An Ipsos poll in the Sunday Times newspaper suggested the ANC would win 63.9 percent of the vote, down from 65.9 percent five years ago and short of the two-thirds majority needed in parliament to push through changes to the constitution.
Analysts and critics say Nelson Mandela’s movement has lost support due to rising anger among its mainly black supporters over the slow delivery of adequate housing, sanitation, quality education and jobs.
“The ANC lives, the ANC leads. We will be victorious on May 7,” President Jacob Zuma told tens of thousands of supporters at the African National Congress’s final rally ahead of Wednesday’s vote, where it should gain another five-year mandate to govern.
“The ANC has the history, experience, political will, capacity and the determination to … take South Africa forward,” said Zuma, dressed in yellow, green and black party regalia.
He told a packed Johannesburg stadium that the party would focus the next five years on improving education and health, developing rural areas, pressing on with land reforms, fighting crime, creating jobs and transforming an economy still saddled with racial inequalities.
The Ipsos poll suggested the main opposition Democratic Alliance would increase its share of the vote to 23.7 percent from 16.7 percent. The Economic Freedom Fighters, a radical leftist party led by former ANC youth leader Julius Malema, was expected to garner 4.7 percent in its election debut.

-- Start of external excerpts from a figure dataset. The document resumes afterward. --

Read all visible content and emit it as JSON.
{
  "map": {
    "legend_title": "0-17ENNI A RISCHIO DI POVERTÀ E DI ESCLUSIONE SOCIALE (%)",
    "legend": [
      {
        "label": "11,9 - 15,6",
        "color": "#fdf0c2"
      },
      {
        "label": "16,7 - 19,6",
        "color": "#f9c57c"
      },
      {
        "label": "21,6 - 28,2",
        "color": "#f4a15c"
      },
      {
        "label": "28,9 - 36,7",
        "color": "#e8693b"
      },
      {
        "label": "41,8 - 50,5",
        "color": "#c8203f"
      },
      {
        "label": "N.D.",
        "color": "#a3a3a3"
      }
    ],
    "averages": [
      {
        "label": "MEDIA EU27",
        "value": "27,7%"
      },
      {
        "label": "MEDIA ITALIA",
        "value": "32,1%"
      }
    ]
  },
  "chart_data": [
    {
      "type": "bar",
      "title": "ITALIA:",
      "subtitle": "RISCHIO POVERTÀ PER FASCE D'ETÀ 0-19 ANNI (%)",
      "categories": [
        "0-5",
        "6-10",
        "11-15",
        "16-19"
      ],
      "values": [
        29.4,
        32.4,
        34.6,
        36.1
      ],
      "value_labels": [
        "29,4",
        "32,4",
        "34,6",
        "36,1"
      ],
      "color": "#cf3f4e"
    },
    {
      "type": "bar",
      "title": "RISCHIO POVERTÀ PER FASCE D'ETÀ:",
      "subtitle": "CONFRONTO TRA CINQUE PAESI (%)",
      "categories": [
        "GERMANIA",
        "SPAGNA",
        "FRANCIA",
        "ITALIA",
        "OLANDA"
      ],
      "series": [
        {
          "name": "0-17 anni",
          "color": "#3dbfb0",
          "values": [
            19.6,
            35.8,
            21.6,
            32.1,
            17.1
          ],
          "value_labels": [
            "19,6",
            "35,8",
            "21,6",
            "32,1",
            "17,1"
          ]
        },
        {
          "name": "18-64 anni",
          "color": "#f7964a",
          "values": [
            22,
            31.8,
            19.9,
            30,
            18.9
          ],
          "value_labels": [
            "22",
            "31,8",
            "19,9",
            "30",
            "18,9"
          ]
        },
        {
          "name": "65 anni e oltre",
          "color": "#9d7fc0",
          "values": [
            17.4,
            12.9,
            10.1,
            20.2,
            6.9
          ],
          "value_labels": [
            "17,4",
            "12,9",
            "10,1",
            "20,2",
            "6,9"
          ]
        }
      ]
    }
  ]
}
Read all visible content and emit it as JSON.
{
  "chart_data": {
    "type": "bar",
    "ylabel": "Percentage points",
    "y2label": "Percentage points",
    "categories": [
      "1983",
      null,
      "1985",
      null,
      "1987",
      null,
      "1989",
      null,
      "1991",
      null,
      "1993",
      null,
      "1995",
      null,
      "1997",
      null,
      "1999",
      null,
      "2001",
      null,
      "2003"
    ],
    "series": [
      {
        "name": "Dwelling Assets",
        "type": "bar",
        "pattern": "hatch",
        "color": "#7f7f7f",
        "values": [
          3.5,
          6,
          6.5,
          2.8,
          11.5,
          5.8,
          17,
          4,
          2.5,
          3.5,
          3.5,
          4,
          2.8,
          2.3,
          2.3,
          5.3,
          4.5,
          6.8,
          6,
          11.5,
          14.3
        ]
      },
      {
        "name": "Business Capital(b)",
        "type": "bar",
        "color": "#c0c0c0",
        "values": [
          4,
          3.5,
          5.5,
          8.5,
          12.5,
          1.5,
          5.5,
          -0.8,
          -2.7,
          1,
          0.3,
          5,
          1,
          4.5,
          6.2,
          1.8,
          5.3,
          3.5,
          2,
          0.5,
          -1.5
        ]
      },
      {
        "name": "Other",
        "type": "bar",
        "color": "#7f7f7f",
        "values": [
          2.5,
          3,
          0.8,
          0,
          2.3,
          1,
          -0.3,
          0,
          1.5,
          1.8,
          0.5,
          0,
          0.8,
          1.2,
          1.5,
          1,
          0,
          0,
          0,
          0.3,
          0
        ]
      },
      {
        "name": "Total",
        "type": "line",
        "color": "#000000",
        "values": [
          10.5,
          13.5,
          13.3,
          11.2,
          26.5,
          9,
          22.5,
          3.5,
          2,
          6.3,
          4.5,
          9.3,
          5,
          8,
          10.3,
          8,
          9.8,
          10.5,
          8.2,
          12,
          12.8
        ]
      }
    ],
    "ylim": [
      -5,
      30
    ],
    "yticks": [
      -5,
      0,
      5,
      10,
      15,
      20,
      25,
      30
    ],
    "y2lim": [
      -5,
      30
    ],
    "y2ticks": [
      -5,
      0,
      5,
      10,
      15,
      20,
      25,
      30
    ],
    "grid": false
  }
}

Malema on Sunday reiterated his party’s intent to nationalise the country’s mines, provide free education and enforce a mininum wage, messages that have resonated with poor blacks resentful that whites still control the bulk of the economy two decades after the end of white-minority rule.
At a Democratic Alliance rally on Saturday, party chiefs said Zuma’s administration, dogged by charges of rampant corruption, had veered off track and failed to build on progress made under Mandela, South Africa’s first black president, and his successor Thabo Mbeki.
“The ANC has become arrogant because they believe that the voters will carry on voting for them, whatever they do. Well, they are in for a big shock on Wednesday,” party leader Helen Zille told supporters.
Zuma’s personal approval rating ahead of the vote has been dented by a report by South Africa’s top anti-corruption watchdog that he benefited unduly from a $21 million state-funded security upgrade to his private home.